The Next.js API route simply reads this file:

// /api/recommendations/[slug]/route.ts
export async function GET(request, { params }) {
    const data = JSON.parse(fs.readFileSync("recommendations.json"))
    return Response.json({
        recommendations: data.recommendations[params.slug]
    })
}

Why pre-compute?

Zero latency (just file read)
No API costs at runtime
Works on serverless/edge
Scales infinitely

The Results

Here's the similarity matrix for my first 3 blogs:

                              n8n Workflow  Blog System  MCP Servers
My First n8n Workflow              1.0000       0.6614       0.5866
How I Built Blog System            0.6614       1.0000       0.6361
Understanding MCP                  0.5866       0.6361       1.0000

The system correctly identified that:

"n8n Workflow" and "Blog System" are most similar (both about building things)
"MCP Servers" relates more to "Blog System" than "n8n" (both about developer tooling)

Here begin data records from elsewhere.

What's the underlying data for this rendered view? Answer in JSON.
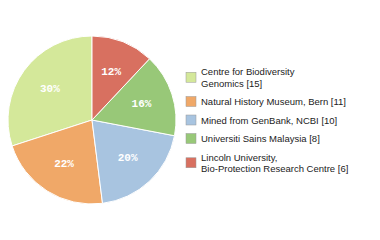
{
  "chart_data": {
    "type": "pie",
    "categories": [
      "Centre for Biodiversity\nGenomics [15]",
      "Natural History Museum, Bern [11]",
      "Mined from GenBank, NCBI [10]",
      "Universiti Sains Malaysia [8]",
      "Lincoln University,\nBio-Protection Research Centre [6]"
    ],
    "values": [
      30,
      22,
      20,
      16,
      12
    ],
    "value_labels": [
      "30%",
      "22%",
      "20%",
      "16%",
      "12%"
    ],
    "colors": [
      "#d4e89a",
      "#f0a868",
      "#a8c4e0",
      "#98c878",
      "#d87060"
    ],
    "data_labels": true,
    "legend": "right"
  }
}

These connections make intuitive sense — the embeddings captured the essence of each blog.

The Frontend Component

A clean React component displays recommendations at the end of each blog:

export function BlogRecommendations({ currentSlug }) {
    const [recommendations, setRecommendations] = useState([])
    
    useEffect(() => {
        fetch(`/api/recommendations/${currentSlug}`)
            .then(res => res.json())
            .then(data => setRecommendations(data.recommendations))
    }, [currentSlug])
    
    return (
        <section>
            <h2>✨ You might also enjoy</h2>
            {recommendations.map(rec => (
                <Link href={`/blog/${rec.slug}`}>
                    <h3>{rec.title}</h3>
                    <span>{Math.round(rec.score * 100)}% match</span>
                </Link>
            ))}
        </section>
    )
}

Monthly Retraining

When I write new blogs, I simply run:

cd ml
python scripts/train.py

The entire pipeline — fetching, preprocessing, embedding, storing, computing — runs in about 15 seconds for 6 blogs. The JSON file updates, and the website automatically serves new recommendations.

What I Learned

Preprocessing is Crucial: Garbage in, garbage out. Spending time cleaning markdown, removing noise, and structuring input dramatically improved embedding quality.

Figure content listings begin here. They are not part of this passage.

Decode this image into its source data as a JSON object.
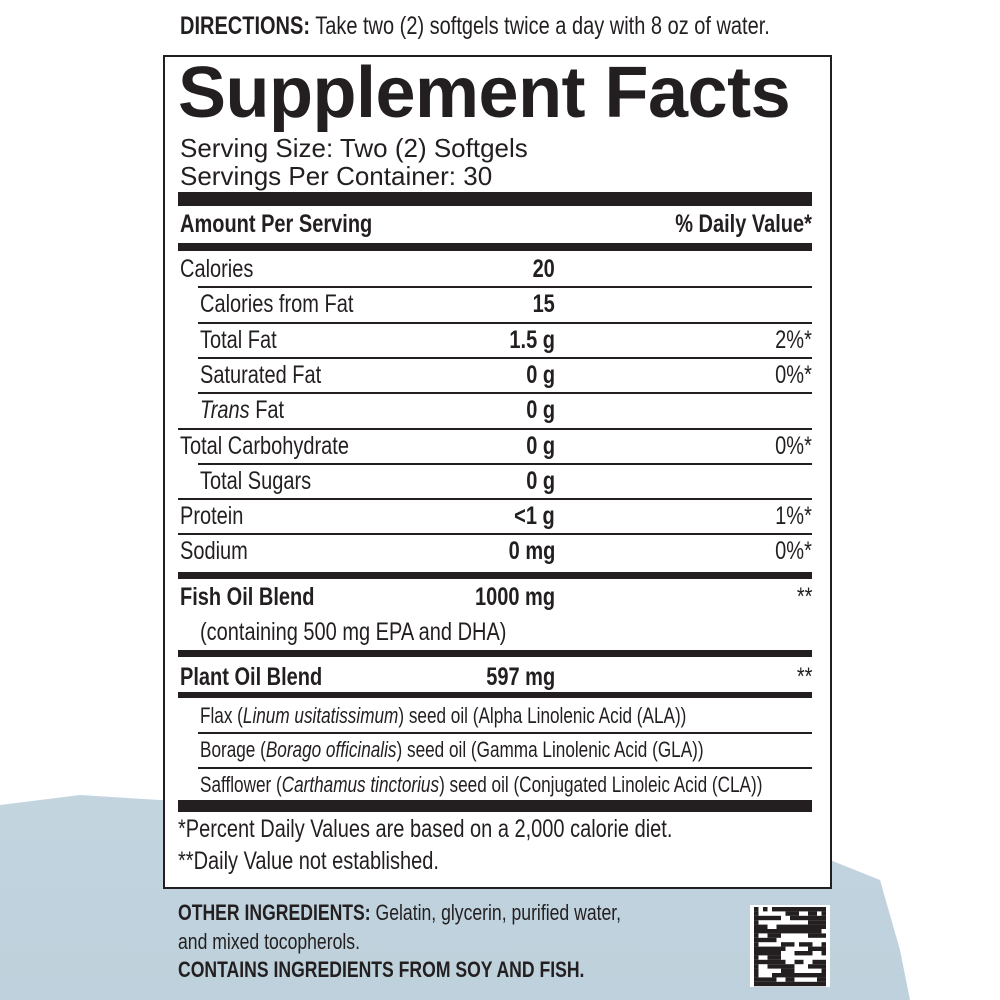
{
  "directions": {
    "label": "DIRECTIONS:",
    "text": " Take two (2) softgels twice a day with 8 oz of water."
  },
  "title": "Supplement Facts",
  "serving_size": "Serving Size: Two (2) Softgels",
  "servings_per_container": "Servings Per Container: 30",
  "header": {
    "amount": "Amount Per Serving",
    "dv": "% Daily Value*"
  },
  "rows": [
    {
      "label": "Calories",
      "amount": "20",
      "dv": "",
      "indent": false
    },
    {
      "label": "Calories from Fat",
      "amount": "15",
      "dv": "",
      "indent": true
    },
    {
      "label": "Total Fat",
      "amount": "1.5 g",
      "dv": "2%*",
      "indent": true
    },
    {
      "label": "Saturated Fat",
      "amount": "0 g",
      "dv": "0%*",
      "indent": true
    },
    {
      "label_italic": "Trans",
      "label": " Fat",
      "amount": "0 g",
      "dv": "",
      "indent": true
    },
    {
      "label": "Total Carbohydrate",
      "amount": "0 g",
      "dv": "0%*",
      "indent": false
    },
    {
      "label": "Total Sugars",
      "amount": "0 g",
      "dv": "",
      "indent": true
    },
    {
      "label": "Protein",
      "amount": "<1 g",
      "dv": "1%*",
      "indent": false
    },
    {
      "label": "Sodium",
      "amount": "0 mg",
      "dv": "0%*",
      "indent": false
    }
  ],
  "fish": {
    "label": "Fish Oil Blend",
    "amount": "1000 mg",
    "dv": "**",
    "note": "(containing 500 mg EPA and DHA)"
  },
  "plant": {
    "label": "Plant Oil Blend",
    "amount": "597 mg",
    "dv": "**",
    "items": [
      [
        "Flax (",
        "Linum usitatissimum",
        ") seed oil (Alpha Linolenic Acid (ALA))"
      ],
      [
        "Borage (",
        "Borago officinalis",
        ") seed oil (Gamma Linolenic Acid (GLA))"
      ],
      [
        "Safflower (",
        "Carthamus tinctorius",
        ") seed oil (Conjugated Linoleic Acid (CLA))"
      ]
    ]
  },
  "footnotes": [
    "*Percent Daily Values are based on a 2,000 calorie diet.",
    "**Daily Value not established."
  ],
  "other": {
    "label": "OTHER INGREDIENTS:",
    "text": " Gelatin, glycerin, purified water,",
    "text2": "and mixed tocopherols.",
    "allergen": "CONTAINS INGREDIENTS FROM SOY AND FISH."
  },
  "colors": {
    "ink": "#231f20",
    "background_wash": "#c9d9e3"
  },
  "icons": {
    "code": "datamatrix-barcode"
  }
}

Embeddings are Magic: The way modern embedding models capture semantic meaning is remarkable. Blogs about completely different topics but similar intent end up close in vector space.

Pre-computation Wins: For small-to-medium datasets, pre-computing everything offline is simpler, faster, and cheaper than real-time inference.

Integration is the Hard Part: Building the ML pipeline was one thing. Integrating it cleanly with a Next.js application, handling errors gracefully, and creating a good UX took just as much effort.

Why I Built Instead of Bought

I could have used a plugin. I could have called a recommendation API. But building from scratch gave me:

Deep understanding of how embeddings and vector search work
Full control over preprocessing and similarity logic
Portfolio proof that I can integrate ML with web applications
A story worth sharing (you're reading it!)